The sensors look like an average size oblong vitamin pill, except with a lot of high tech additions to measure and transmit health information to the outside world.
Basically, the patient ingests the prescribed pill like any other–with food, water or milk. Once the pill enters their stomach, it can track and report whether patients are taking other prescribed medication, how the medication is reacting to their body and what possible adjustments can be made to their course of treatment. All of this information can be shared with a healthcare provider.
Multiple start-up companies are already creating variations on this concept. The pill created by Proteus Digital Health generates its own electricity using the body as a power source and then uses an external wearable patch to transmit information to a computing device. HQ Inc’s version of the pill (called the CorTemp Ingestible Core Body Temperature Sensor) is specially designed to wirelessly report real time body temperature to the user.
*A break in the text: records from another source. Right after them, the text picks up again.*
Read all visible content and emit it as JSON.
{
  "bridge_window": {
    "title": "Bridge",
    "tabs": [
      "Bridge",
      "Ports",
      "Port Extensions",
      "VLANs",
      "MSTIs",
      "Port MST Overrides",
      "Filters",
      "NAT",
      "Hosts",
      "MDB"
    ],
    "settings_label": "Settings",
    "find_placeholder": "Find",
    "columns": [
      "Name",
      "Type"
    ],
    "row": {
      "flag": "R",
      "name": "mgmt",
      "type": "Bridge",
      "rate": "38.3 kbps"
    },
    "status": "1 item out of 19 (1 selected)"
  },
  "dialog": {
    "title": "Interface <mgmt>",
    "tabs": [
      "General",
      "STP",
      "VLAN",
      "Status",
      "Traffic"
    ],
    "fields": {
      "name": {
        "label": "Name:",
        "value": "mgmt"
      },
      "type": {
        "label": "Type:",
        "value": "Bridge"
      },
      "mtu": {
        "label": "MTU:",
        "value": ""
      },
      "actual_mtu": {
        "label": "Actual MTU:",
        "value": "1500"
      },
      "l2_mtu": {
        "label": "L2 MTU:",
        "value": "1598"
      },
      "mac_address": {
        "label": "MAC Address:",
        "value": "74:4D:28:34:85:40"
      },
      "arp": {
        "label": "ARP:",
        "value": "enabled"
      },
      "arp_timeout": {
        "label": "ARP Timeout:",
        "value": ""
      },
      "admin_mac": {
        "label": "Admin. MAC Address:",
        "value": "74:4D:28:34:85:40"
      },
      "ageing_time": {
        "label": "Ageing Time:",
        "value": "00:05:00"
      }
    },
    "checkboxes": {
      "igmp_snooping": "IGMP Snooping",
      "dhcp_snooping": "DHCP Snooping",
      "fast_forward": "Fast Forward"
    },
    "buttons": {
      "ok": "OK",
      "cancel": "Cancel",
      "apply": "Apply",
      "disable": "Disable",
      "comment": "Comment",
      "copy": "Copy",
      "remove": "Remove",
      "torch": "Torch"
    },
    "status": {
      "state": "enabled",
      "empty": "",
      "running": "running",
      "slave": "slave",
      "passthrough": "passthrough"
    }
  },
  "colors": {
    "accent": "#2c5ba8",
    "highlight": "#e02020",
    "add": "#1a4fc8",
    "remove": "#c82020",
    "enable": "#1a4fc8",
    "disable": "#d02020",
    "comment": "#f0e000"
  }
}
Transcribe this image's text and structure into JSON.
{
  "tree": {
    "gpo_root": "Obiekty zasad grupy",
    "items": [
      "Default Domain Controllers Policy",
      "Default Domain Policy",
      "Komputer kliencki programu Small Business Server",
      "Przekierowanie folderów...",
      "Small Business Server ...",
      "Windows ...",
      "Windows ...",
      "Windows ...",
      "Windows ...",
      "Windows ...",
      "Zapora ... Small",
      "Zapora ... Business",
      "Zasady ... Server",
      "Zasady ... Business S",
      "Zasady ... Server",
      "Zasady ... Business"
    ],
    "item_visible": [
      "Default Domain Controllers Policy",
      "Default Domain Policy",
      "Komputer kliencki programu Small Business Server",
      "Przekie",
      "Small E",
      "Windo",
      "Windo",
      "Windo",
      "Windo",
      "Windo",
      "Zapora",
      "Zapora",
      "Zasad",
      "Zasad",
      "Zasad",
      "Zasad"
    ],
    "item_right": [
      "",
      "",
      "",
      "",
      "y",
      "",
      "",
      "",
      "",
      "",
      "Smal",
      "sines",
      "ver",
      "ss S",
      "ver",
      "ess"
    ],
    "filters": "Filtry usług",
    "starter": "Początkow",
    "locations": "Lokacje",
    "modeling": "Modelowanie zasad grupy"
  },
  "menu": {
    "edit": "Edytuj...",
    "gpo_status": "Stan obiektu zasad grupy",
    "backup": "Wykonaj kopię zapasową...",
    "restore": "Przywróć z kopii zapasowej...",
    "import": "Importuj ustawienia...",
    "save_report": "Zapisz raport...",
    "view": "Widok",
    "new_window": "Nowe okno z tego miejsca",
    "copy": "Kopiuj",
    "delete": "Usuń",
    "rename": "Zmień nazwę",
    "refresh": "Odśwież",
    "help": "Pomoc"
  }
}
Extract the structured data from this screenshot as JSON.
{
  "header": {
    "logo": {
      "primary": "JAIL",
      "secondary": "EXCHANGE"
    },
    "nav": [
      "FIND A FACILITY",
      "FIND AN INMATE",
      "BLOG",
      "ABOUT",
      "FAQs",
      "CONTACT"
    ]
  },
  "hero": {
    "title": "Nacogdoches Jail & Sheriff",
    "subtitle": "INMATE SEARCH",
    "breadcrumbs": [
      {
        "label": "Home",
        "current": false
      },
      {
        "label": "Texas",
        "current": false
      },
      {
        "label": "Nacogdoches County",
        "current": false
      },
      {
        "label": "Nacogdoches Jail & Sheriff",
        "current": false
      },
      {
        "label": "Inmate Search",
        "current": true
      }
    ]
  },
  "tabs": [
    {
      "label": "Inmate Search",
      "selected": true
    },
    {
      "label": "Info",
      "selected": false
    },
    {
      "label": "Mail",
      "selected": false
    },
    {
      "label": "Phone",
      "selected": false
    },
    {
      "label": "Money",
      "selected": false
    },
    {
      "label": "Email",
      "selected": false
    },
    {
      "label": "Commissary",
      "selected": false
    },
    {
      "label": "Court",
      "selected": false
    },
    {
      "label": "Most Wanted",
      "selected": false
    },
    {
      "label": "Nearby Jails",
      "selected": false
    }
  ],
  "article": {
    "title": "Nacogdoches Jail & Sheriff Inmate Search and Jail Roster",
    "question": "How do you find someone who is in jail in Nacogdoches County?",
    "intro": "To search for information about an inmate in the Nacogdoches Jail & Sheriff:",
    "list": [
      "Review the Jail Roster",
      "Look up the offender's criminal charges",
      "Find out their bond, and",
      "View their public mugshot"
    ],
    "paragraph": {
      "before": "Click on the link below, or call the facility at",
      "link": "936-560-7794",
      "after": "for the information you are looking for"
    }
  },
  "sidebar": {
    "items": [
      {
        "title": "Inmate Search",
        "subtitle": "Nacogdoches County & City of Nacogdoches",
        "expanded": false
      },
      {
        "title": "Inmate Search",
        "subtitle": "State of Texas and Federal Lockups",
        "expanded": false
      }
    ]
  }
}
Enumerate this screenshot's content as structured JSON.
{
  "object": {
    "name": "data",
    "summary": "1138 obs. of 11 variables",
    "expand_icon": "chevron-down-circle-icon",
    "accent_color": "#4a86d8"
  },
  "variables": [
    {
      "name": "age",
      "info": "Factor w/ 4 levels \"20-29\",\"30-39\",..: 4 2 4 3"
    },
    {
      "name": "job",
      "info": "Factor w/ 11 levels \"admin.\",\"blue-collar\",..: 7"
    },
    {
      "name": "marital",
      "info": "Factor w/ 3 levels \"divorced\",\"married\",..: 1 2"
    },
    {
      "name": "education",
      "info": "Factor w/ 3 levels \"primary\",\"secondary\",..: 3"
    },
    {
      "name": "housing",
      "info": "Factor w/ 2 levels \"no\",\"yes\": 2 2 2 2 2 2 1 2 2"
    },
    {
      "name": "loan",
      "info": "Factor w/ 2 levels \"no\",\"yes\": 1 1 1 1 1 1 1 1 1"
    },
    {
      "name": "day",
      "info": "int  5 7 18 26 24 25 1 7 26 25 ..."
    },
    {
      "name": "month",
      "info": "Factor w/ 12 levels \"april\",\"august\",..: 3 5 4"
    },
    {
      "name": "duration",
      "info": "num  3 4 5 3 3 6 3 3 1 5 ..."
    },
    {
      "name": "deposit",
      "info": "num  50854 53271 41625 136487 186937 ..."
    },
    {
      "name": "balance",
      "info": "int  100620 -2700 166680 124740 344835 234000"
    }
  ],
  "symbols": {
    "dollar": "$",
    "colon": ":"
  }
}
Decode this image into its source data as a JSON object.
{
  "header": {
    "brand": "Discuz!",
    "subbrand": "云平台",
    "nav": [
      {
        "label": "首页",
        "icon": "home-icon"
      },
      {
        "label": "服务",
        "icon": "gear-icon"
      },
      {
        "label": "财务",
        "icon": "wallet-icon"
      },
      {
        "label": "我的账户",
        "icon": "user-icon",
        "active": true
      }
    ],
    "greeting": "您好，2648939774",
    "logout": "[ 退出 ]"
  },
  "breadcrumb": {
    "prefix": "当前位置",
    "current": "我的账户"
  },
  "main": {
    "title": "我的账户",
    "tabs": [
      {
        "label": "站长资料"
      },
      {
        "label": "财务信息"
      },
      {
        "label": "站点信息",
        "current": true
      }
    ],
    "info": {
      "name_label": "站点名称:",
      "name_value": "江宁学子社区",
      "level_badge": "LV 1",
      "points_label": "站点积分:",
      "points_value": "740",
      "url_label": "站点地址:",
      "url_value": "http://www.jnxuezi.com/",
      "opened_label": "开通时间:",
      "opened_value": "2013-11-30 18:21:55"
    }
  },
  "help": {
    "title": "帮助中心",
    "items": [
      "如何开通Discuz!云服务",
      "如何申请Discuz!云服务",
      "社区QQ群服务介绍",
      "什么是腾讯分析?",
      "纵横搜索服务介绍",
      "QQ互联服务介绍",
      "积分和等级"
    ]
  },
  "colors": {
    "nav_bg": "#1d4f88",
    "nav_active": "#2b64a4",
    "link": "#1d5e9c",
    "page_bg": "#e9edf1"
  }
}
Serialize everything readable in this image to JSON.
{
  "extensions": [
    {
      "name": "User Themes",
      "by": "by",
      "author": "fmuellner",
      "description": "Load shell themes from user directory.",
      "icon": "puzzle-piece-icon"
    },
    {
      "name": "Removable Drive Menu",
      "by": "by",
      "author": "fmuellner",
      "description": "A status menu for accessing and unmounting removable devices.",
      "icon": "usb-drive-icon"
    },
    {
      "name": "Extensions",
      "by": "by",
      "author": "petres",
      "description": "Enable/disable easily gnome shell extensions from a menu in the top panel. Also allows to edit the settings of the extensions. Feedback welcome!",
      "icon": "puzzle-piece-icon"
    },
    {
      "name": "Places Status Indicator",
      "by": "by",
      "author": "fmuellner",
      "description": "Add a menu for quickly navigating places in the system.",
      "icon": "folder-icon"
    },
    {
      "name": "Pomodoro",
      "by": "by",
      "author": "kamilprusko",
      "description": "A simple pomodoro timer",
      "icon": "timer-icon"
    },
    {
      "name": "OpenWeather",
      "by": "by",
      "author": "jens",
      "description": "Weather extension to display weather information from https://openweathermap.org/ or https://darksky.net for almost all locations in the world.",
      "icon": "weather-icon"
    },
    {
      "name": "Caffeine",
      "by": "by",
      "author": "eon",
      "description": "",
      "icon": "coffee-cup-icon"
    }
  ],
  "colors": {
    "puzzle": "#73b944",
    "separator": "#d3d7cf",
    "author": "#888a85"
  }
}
Technology giants, like Google and Motorola, are exploring the possibilities of this technology outside the realm of health. By equipping a transmitting device inside a person’s body, it can communicate with external devices to verify that person’s identity. As Motorola senior vice president Regina Dugan demonstrated at a recent All Things Digital technology conference, once the owner picks up their phone or sits in their car, the sensor device can identify the owner and turn on automatically. “Essentially, your entire body becomes your authentication token,” Ms. Dugan said.
Patient privacy advocates have been thorough in their assessment of potential risks. Says founder of privacy advocacy Electronic Frontier Foundation, John Perry Barlow, “ This is yet another one of these technologies where there are wonderful options and terrible options, simultaneously. The wonderful is that there are a great number of things you want to know about yourself on a continual basis, especially if you’re diabetic or suffer from another disease. The terrible is that health insurance companies could know about the inner workings of your body.”
The concern of how health insurance companies can use information like this comes at a time when the Affordable Care Act is set to introduce thousands of newly insured individuals to the healthcare system. A second concern comes from questions of sustainability of the pill. Each forty-six dollar pill is currently able to stay in the body for about twenty-four hours.
For accurate, consistent health information–or even for the user to automatically turn on their car regularly–developers may need to create a pill that can stay in the body longer. The Food and Drug Administration (FDA) approved the Proteus pill last year. They will be available to be prescribed as early as 2014.